Le Plan de réponse conjoint 2026-2027 a été officiellement lancé mardi à Lomé. L’activité s’inscrit dans le cadre du Programme d’Urgence de Renforcement de la Résilience et de la Sécurité des Communautés (PURS). Organisée en collaboration avec le Haut-Commissariat des Nations Unies pour les Réfugiés (HCR) et le Système des Nations Unies, la rencontre a rassemblé des représentants du gouvernement togolais, des agences onusiennes, des ONG nationales et internationales, ainsi que des partenaires techniques et financiers.
A l’ouverture, Mazama-Esso Minza, a souligné l’ampleur de la situation humanitaire au Togo. « À ce jour, notre pays accueille 58 945 réfugiés et demandeurs d’asile issus de 28 nationalités, dont plus de 49 000 en provenance des pays voisins. Au-delà de ces chiffres, ce sont plus de 1,3 million de personnes qui subissent directement ou indirectement les conséquences du déplacement forcé », a-t-il déclaré le directeur de cabinet du ministère en charge des solidarités.

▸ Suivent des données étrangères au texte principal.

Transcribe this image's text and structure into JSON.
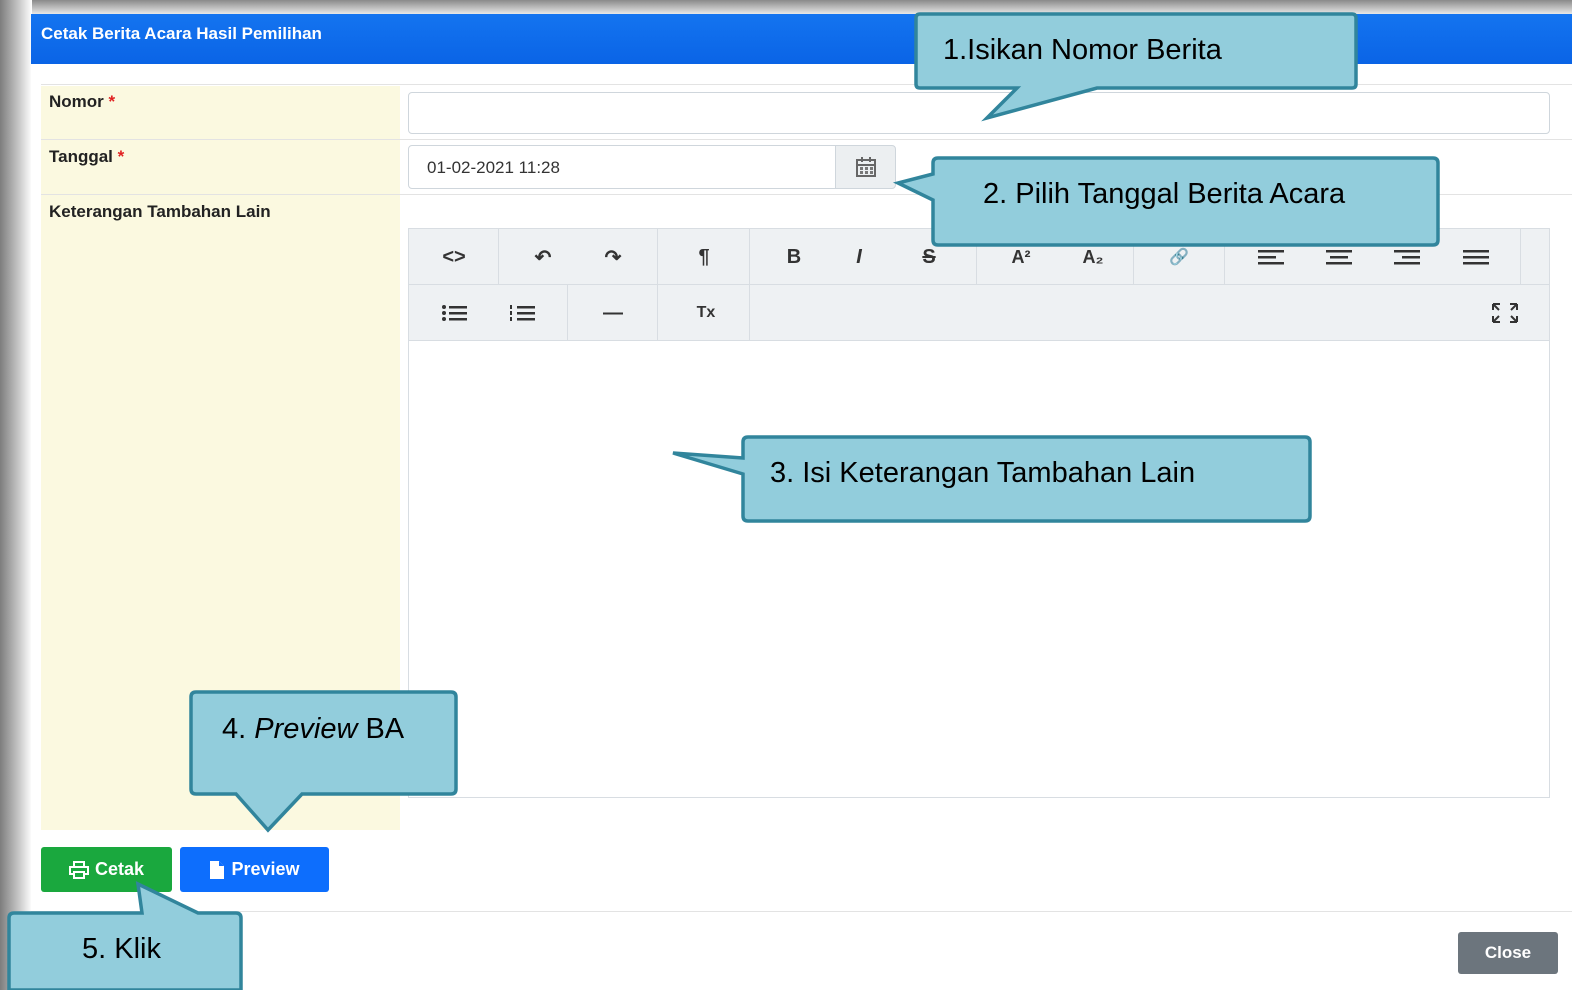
{
  "modal": {
    "title": "Cetak Berita Acara Hasil Pemilihan"
  },
  "form": {
    "nomor_label": "Nomor",
    "tanggal_label": "Tanggal",
    "required_mark": "*",
    "keterangan_label": "Keterangan Tambahan Lain",
    "nomor_value": "",
    "tanggal_value": "01-02-2021 11:28"
  },
  "toolbar": {
    "code": "<>",
    "undo": "↶",
    "redo": "↷",
    "paragraph": "¶",
    "bold": "B",
    "italic": "I",
    "strike": "S",
    "superscript": "A²",
    "subscript": "A₂",
    "link": "🔗",
    "clear_format": "Tx",
    "hr": "—"
  },
  "buttons": {
    "cetak": "Cetak",
    "preview": "Preview",
    "close": "Close"
  },
  "callouts": {
    "c1": "1.Isikan Nomor Berita",
    "c2": "2. Pilih Tanggal Berita Acara",
    "c3": "3. Isi Keterangan Tambahan Lain",
    "c4_num": "4.",
    "c4_italic": "Preview",
    "c4_rest": "BA",
    "c5": "5. Klik"
  },
  "colors": {
    "header": "#0d6efd",
    "label_bg": "#fbf9e0",
    "callout_fill": "#92cddc",
    "callout_stroke": "#31859c",
    "cetak": "#1aa83e",
    "close": "#6c757d"
  }
}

Selon lui, cette réalité impose une réponse structurée et coordonnée, d’autant plus qu’une grande proportion des personnes affectées sont des femmes et des enfants confrontés à de multiples vulnérabilités. Il a insisté sur le fait que l’inaction et la dispersion des interventions ne sauraient constituer une option face à une crise aussi complexe.
Les priorités du Plan de réponse conjoint
Le Plan de réponse conjoint priorise 433 758 personnes en situation de besoin critique, pour un financement global estimé à 18 milliards de francs CFA, soit environ 33 millions de dollars américains. L’objectif est de prévenir l’aggravation des vulnérabilités et de consolider durablement la résilience des communautés.
« En 2023, le pays a connu un pic d’afflux de réfugiés avec plus de 23 000 nouvelles arrivées. Depuis, nous accueillons au moins 300 demandeurs d’asile chaque mois, sans compter les afflux massifs ponctuels. Toutes les parties s’accordent aujourd’hui sur l’intention noble qui motive ces appuis. Cependant, les interventions étaient dispersées, peu harmonisées et manquaient de réelles synergies, d’où la nécessité d’un mécanisme de coordination de la réponse », a expliqué le général Maganawe Dadja, coordonnateur du PURS.
Au total, près de 245 000 personnes ont déjà bénéficié d’appuis multidimensionnels grâce à la mise en œuvre coordonnée des réponses avec l’ensemble des acteurs sous la houlette du PURS.
L’action pour la période 2026-2027 s’articule autour de trois piliers indissociables : protéger, assister et bâtir la résilience. « Notre objectif est de transformer la crise en levier de développement en renforçant les systèmes de santé locaux, en sécurisant l’accès à l’éducation et en revitalisant les moyens de subsistance. Il s’agit de briser le cycle de la dépendance pour permettre aux populations de redevenir actrices de leur propre destin. J’en appelle donc à notre responsabilité collective afin que ces ressources soient mobilisées avec la célérité que nous impose la situation », a indiqué Coumba D. Sow, représentante de la représentante résidente du Système des Nations Unies.
A travers ce Plan de réponse conjoint 2026-2027, les autorités entendent passer d’une logique d’assistance ponctuelle à une approche durable et coordonnée. Le défi reste immense, mais la volonté affichée est claire : unir les efforts pour répondre efficacement aux besoins humanitaires tout en renforçant la résilience des communautés affectées.